June 29, 2022

Why the Open Sourcing of Databricks Delta Lake Table Format Is a Big Deal

Databricks introduced Delta back in 2019 as a way to gain transactional integrity with the Parquet data table format for Spark cloud workloads. Over time, Delta evolved to become its own table format and also to become more open, but critical elements remained proprietary. But now the entirety of the Delta table format is going open source, as the creator of Delta explained this week at the Data + AI Summit.

Prior to Delta, data lakes and data warehouses occupied separate worlds, explained Michael Armbrust, a Databricks distinguished software engineer and the creator of Delta Lake, Spark SQL, and Spark Structured Streaming.

“Delta was created to unify these two worlds,” Armbrust said in his keynote address at the Moscone Center yesterday. “It brings ACID transactions to the data lake. And it brings speed and indexing and it doesn’t sacrifice in scalability or elasticity. It’s what enables the lakehouse.”

Databricks Delta, as the product was originally called, augmented the company’s Apache Spark-based cloud offering by maintaining the lineage of changes made to Parquet files, the compressed columnar data format that rose to prominence in Hadoop clusters and remains a core workhorse today in modern big data systems in the cloud.

While Parquet is “pretty cool,” it still had a bunch of problems, Armbrust said. “It’s part of a database,” he said. “[But] it turns out that a big collection of files is not a database.”

Databricks Distinguished Software Engineer Michael Armbrust at Data + AI Summit 2022

Armbrust was constantly fielding bug reports from users who complained about Spark being broken. But the problem wasn’t Spark. Instead, the root cause of the problem turned out to be deeper than that. Spark users basically were corrupting their own Parquet tables because there were no transactions, Armbrust said.

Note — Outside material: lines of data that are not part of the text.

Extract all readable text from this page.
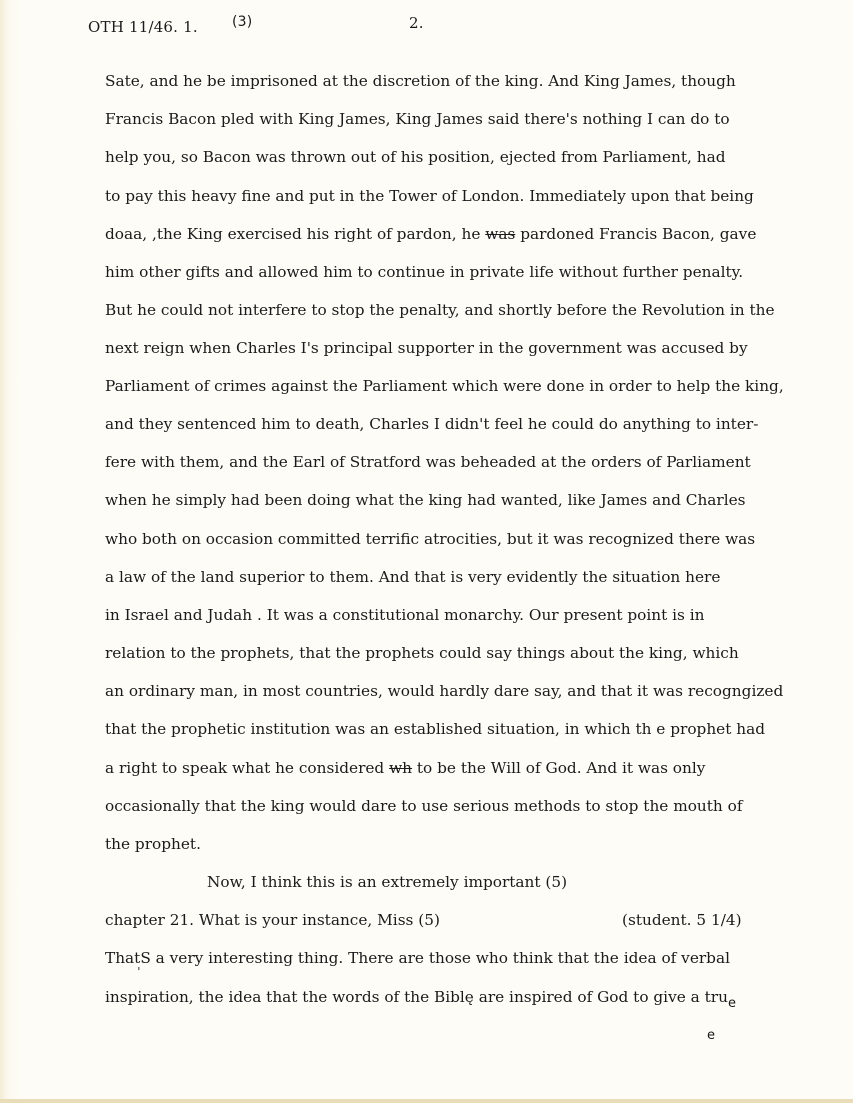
OTH 11/46. 1. (3)	2.
Sate, and he be imprisoned at the discretion of the king. And King James, though
Francis Bacon pled with King James, King James said there's nothing I can do to
help you, so Bacon was thrown out of his position, ejected from Parliament, had
to pay this heavy fine and put in the Tower of London. Immediately upon that being
doaa, ,the King exercised his right of pardon, he was pardoned Francis Bacon, gave
him other gifts and allowed him to continue in private life without further penalty.
But he could not interfere to stop the penalty, and shortly before the Revolution in the
next reign when Charles I's principal supporter in the government was accused by
Parliament of crimes against the Parliament which were done in order to help the king,
and they sentenced him to death, Charles I didn't feel he could do anything to inter-
fere with them, and the Earl of Stratford was beheaded at the orders of Parliament
when he simply had been doing what the king had wanted, like James and Charles
who both on occasion committed terrific atrocities, but it was recognized there was
a law of the land superior to them. And that is very evidently the situation here
in Israel and Judah . It was a constitutional monarchy. Our present point is in
relation to the prophets, that the prophets could say things about the king, which
an ordinary man, in most countries, would hardly dare say, and that it was recogngized
that the prophetic institution was an established situation, in which th e prophet had
a right to speak what he considered wh to be the Will of God. And it was only
occasionally that the king would dare to use serious methods to stop the mouth of
the prophet.
Now, I think this is an extremely important (5)
chapter 21. What is your instance, Miss (5)	(student. 5 1/4)
That
'
S a very interesting thing. There are those who think that the idea of verbal
inspiration, the idea that the words of the Biblę are inspired of God to give a tru$_e$
e
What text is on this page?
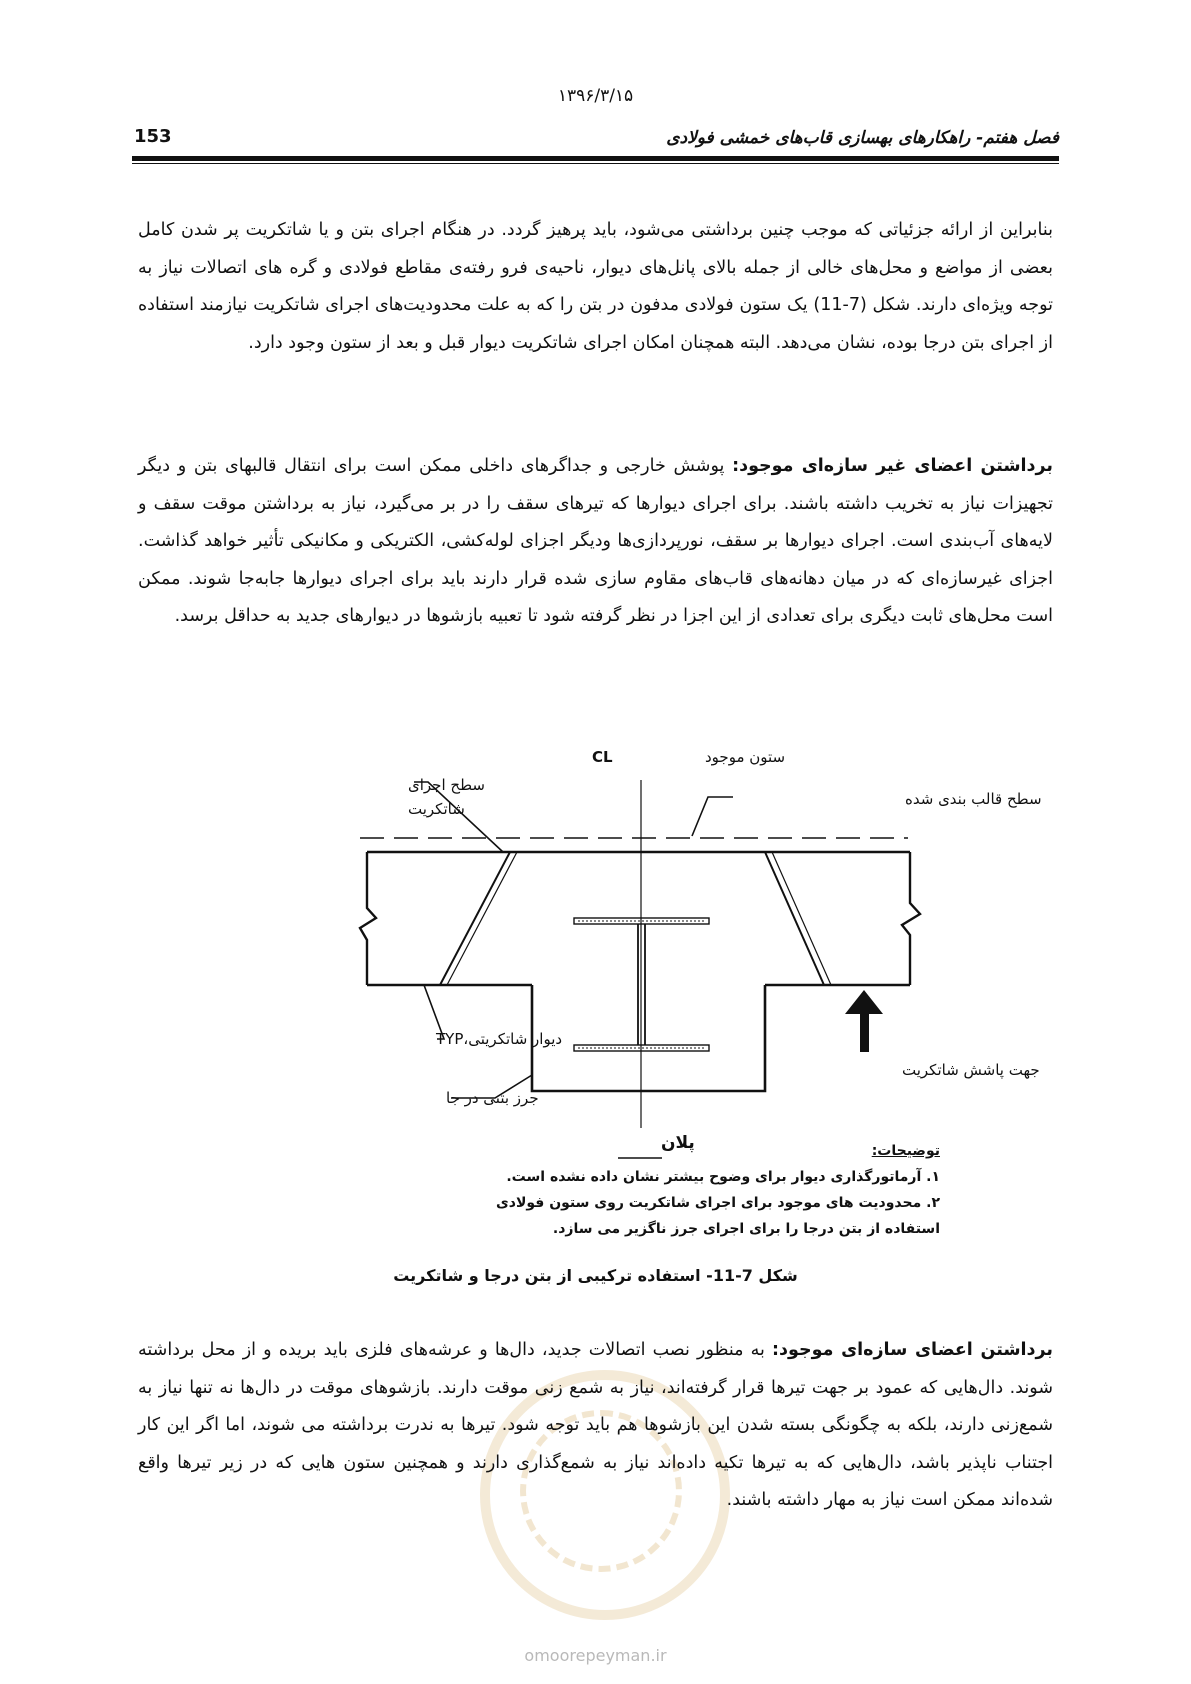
۱۳۹۶/۳/۱۵
فصل هفتم- راهکارهای بهسازی قاب‌های خمشی فولادی
153
بنابراین از ارائه جزئیاتی که موجب چنین برداشتی می‌شود، باید پرهیز گردد. در هنگام اجرای بتن و یا شاتکریت پر شدن کامل بعضی از مواضع و محل‌های خالی از جمله بالای پانل‌های دیوار، ناحیه‌ی فرو رفته‌ی مقاطع فولادی و گره های اتصالات نیاز به توجه ویژه‌ای دارند. شکل (7-11) یک ستون فولادی مدفون در بتن را که به علت محدودیت‌های اجرای شاتکریت نیازمند استفاده از اجرای بتن درجا بوده، نشان می‌دهد. البته همچنان امکان اجرای شاتکریت دیوار قبل و بعد از ستون وجود دارد.
برداشتن اعضای غیر سازه‌ای موجود: پوشش خارجی و جداگرهای داخلی ممکن است برای انتقال قالبهای بتن و دیگر تجهیزات نیاز به تخریب داشته باشند. برای اجرای دیوارها که تیرهای سقف را در بر می‌گیرد، نیاز به برداشتن موقت سقف و لایه‌های آب‌بندی است. اجرای دیوارها بر سقف، نورپردازی‌ها ودیگر اجزای لوله‌کشی، الکتریکی و مکانیکی تأثیر خواهد گذاشت. اجزای غیرسازه‌ای که در میان دهانه‌های قاب‌های مقاوم سازی شده قرار دارند باید برای اجرای دیوارها جابه‌جا شوند. ممکن است محل‌های ثابت دیگری برای تعدادی از این اجزا در نظر گرفته شود تا تعبیه بازشوها در دیوارهای جدید به حداقل برسد.
ستون موجود
CL
سطح اجرای
شاتکریت
سطح قالب بندی شده
دیوار شاتکریتی،TYP
جهت پاشش شاتکریت
جرز بتنی در جا
پلان	توضیحات:
۱. آرماتورگذاری دیوار برای وضوح بیشتر نشان داده نشده است.
۲. محدودیت های موجود برای اجرای شاتکریت روی ستون فولادی
استفاده از بتن درجا را برای اجرای جرز ناگزیر می سازد.
شکل 7-11- استفاده ترکیبی از بتن درجا و شاتکریت
برداشتن اعضای سازه‌ای موجود: به منظور نصب اتصالات جدید، دال‌ها و عرشه‌های فلزی باید بریده و از محل برداشته شوند. دال‌هایی که عمود بر جهت تیرها قرار گرفته‌اند، نیاز به شمع زنی موقت دارند. بازشوهای موقت در دال‌ها نه تنها نیاز به شمع‌زنی دارند، بلکه به چگونگی بسته شدن این بازشوها هم باید توجه شود. تیرها به ندرت برداشته می شوند، اما اگر این کار اجتناب ناپذیر باشد، دال‌هایی که به تیرها تکیه داده‌اند نیاز به شمع‌گذاری دارند و همچنین ستون هایی که در زیر تیرها واقع شده‌اند ممکن است نیاز به مهار داشته باشند.
omoorepeyman.ir
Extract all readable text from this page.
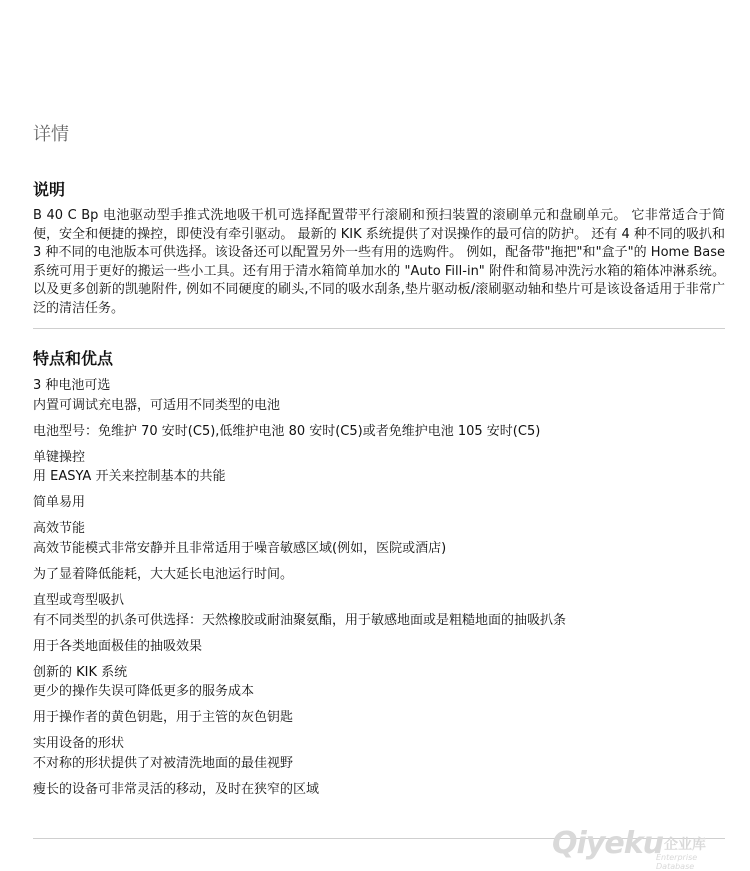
详情
说明

B 40 C Bp 电池驱动型手推式洗地吸干机可选择配置带平行滚刷和预扫装置的滚刷单元和盘刷单元。 它非常适合于简便，安全和便捷的操控，即使没有牵引驱动。 最新的 KIK 系统提供了对误操作的最可信的防护。 还有 4 种不同的吸扒和 3 种不同的电池版本可供选择。该设备还可以配置另外一些有用的选购件。 例如，配备带"拖把"和"盒子"的 Home Base 系统可用于更好的搬运一些小工具。还有用于清水箱简单加水的 "Auto Fill-in" 附件和简易冲洗污水箱的箱体冲淋系统。以及更多创新的凯驰附件, 例如不同硬度的刷头,不同的吸水刮条,垫片驱动板/滚刷驱动轴和垫片可是该设备适用于非常广泛的清洁任务。

特点和优点
3 种电池可选
内置可调试充电器，可适用不同类型的电池
电池型号：免维护 70 安时(C5),低维护电池 80 安时(C5)或者免维护电池 105 安时(C5)
单键操控
用 EASYA 开关来控制基本的共能
简单易用
高效节能
高效节能模式非常安静并且非常适用于噪音敏感区域(例如，医院或酒店)
为了显着降低能耗，大大延长电池运行时间。
直型或弯型吸扒
有不同类型的扒条可供选择：天然橡胶或耐油聚氨酯，用于敏感地面或是粗糙地面的抽吸扒条
用于各类地面极佳的抽吸效果
创新的 KIK 系统
更少的操作失误可降低更多的服务成本
用于操作者的黄色钥匙，用于主管的灰色钥匙
实用设备的形状
不对称的形状提供了对被清洗地面的最佳视野
瘦长的设备可非常灵活的移动，及时在狭窄的区域
Qiyeku 企业库
Enterprise Database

“When their jobs failed because their machine was lost and didn’t clean up after itself, multiple people would write to a table and corrupt it,” the former postdoctoral researcher at Google said. “There was no schema enforcement, so if you dropped data with any schema into the folder, it would make it impossible to read. There was a bunch of kind of complexity of working with the cloud. The Hadoop file system just wasn’t really built for it.  I’m sure people in this room remember setting the direct output committer, and if you got it wrong, things would be broken. And even just working with large tables was slow. Just listing all the files could take up to an hour.”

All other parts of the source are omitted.